Post-publication, it is too early to see the impact of the guidelines, but there has been positive feedback from employees, according to Sabine, and will reviewed annually. In addition, the principles set out in the guidelines are not being ‘policed’ and rely on employee adherence, it remains to be seen if Roche expect providers and partners to adhere. Comments from the floor allude to Pfizer planning similar guidance.
Talk… and also listen
Alex Butler (Janssen, but speaking his own views) took to the stage to talk about building two-way relationships. Butler says social media is only one component of an integrated strategy. Going forward, it won’t be viable to keep social media elements separate (again this recurring theme of integration running throughout the conference). He mentions that Pharma is not trusted (says between tobacco and oil!) and thinks that social media is a way to improve trust between the public and Pharma. However, social media interactions, like people, are imperfect, and any social media engagement by Pharma will be imperfect due to Pharma’s conflicting obligations, however we should, where possible, follow the etiquette of each social media platform.
Butler turns his attention to outcomes measurement, he states that we are data rich but insight poor. Obsessing over measures and metrics robs the data of the value of its key insight. Quoting Einstein: “Not everything that can be counted counts, and not everything that counts can be counted.” Jannsen conducted a Twitter poll where 55% answered no to the question of “Do you trust inform from pharma companies?” (75% if you count neutral responses).
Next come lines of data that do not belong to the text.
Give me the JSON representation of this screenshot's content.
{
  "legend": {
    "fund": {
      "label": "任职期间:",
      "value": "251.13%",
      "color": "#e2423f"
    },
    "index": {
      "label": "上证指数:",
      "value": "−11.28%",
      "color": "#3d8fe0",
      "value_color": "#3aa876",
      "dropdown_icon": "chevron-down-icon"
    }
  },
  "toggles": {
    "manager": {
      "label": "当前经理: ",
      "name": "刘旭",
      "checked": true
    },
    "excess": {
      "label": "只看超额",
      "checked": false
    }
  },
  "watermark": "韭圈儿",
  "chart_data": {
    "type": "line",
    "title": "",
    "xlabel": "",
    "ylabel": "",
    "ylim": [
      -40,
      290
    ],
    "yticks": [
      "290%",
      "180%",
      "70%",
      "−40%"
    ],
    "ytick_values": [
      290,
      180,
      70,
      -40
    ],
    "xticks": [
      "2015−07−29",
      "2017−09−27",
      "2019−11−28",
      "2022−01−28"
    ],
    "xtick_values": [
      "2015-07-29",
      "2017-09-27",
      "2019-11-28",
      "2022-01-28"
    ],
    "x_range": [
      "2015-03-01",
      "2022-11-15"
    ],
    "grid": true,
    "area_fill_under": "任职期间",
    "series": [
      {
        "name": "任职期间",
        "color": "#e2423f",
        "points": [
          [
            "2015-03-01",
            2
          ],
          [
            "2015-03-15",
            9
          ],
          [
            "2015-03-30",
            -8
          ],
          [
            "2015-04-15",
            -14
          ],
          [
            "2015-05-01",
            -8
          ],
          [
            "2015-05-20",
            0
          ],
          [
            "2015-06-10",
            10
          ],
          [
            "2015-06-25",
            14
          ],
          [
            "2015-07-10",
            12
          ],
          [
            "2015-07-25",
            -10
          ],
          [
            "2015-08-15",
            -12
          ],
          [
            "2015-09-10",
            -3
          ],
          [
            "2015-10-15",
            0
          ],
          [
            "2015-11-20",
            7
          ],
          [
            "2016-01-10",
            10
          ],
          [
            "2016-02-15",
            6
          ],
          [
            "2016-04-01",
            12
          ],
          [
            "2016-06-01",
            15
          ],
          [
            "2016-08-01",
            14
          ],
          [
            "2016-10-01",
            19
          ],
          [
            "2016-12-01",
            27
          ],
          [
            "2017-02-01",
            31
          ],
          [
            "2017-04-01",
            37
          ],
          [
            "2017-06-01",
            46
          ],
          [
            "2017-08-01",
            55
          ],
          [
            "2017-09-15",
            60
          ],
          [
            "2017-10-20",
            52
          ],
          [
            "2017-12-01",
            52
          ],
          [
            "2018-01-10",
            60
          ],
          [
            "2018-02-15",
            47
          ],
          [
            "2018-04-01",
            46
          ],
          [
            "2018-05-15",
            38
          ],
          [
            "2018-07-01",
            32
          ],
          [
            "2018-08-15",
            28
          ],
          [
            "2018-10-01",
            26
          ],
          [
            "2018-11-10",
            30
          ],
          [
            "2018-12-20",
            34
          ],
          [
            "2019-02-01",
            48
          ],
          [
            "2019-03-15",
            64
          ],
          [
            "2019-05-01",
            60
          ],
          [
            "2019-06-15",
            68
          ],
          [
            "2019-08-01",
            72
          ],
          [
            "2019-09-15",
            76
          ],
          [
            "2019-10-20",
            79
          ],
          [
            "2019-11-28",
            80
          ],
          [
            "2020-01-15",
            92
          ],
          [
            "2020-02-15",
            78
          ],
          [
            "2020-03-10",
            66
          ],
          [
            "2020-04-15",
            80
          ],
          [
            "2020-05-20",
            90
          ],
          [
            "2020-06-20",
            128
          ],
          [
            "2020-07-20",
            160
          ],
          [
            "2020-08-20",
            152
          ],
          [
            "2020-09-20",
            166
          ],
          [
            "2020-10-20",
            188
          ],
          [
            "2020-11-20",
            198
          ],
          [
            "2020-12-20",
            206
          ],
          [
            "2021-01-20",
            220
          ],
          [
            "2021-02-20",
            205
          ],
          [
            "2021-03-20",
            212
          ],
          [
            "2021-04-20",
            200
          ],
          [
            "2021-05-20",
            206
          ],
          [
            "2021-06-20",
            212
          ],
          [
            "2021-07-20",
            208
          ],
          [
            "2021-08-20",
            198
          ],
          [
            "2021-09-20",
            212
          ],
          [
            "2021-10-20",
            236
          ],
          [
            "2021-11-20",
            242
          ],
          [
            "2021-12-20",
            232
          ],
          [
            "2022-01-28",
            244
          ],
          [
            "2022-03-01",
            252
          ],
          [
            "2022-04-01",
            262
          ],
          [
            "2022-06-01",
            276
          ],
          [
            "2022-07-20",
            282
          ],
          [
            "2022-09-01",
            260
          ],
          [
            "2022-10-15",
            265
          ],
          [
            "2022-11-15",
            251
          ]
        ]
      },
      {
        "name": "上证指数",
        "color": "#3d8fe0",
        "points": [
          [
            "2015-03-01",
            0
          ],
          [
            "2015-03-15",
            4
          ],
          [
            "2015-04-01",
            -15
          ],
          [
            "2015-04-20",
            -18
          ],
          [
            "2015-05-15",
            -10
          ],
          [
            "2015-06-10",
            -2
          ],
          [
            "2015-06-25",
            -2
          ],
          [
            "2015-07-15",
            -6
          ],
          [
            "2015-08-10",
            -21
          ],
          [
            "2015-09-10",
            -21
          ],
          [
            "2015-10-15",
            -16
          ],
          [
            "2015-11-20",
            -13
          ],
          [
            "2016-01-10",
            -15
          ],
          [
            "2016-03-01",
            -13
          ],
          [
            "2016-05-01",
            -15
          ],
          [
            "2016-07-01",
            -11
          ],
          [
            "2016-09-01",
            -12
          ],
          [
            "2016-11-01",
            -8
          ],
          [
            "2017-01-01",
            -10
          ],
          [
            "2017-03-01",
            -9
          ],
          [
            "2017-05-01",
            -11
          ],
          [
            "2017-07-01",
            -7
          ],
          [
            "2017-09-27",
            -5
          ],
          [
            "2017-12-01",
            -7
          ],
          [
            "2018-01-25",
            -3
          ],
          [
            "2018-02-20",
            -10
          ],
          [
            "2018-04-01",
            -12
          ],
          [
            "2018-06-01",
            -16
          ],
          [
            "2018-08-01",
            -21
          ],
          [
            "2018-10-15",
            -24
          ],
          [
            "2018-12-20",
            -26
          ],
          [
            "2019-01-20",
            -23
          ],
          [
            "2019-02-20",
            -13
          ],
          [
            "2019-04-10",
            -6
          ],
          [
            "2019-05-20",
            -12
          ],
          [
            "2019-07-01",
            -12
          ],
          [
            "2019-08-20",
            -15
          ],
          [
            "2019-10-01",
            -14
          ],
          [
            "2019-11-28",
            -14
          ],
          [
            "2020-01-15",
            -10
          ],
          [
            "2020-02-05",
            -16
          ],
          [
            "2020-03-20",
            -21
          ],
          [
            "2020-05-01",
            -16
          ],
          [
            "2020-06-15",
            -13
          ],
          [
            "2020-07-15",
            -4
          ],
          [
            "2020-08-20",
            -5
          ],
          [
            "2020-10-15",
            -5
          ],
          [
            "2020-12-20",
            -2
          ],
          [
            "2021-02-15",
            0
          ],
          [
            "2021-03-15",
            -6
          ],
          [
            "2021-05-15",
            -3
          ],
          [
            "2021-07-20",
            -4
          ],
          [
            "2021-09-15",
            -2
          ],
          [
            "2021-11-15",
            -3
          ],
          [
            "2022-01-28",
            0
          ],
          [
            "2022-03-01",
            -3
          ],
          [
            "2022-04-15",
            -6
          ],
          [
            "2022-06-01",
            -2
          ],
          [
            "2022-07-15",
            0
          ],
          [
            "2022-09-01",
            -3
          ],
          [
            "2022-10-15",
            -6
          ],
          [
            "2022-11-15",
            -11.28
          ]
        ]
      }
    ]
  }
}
He says, and I very much agree with this statement, that Pharma companies need to build up their presence in social media now – you cannot pay your way in later and after publishing and control, the next stage is curation of content – Pharma has to engage and it is not all about pushing messages. He also says that people don’t use websites – they are driven to pages via social media links.
Questions from the floor – How do you allocate resources? Butler spends around an hour to an hour-and-a-half a day on Jannsen UK social media.
That’s it from me right now! There’s still quite a bit more to come (I’ve barely reached lunch on the first day!).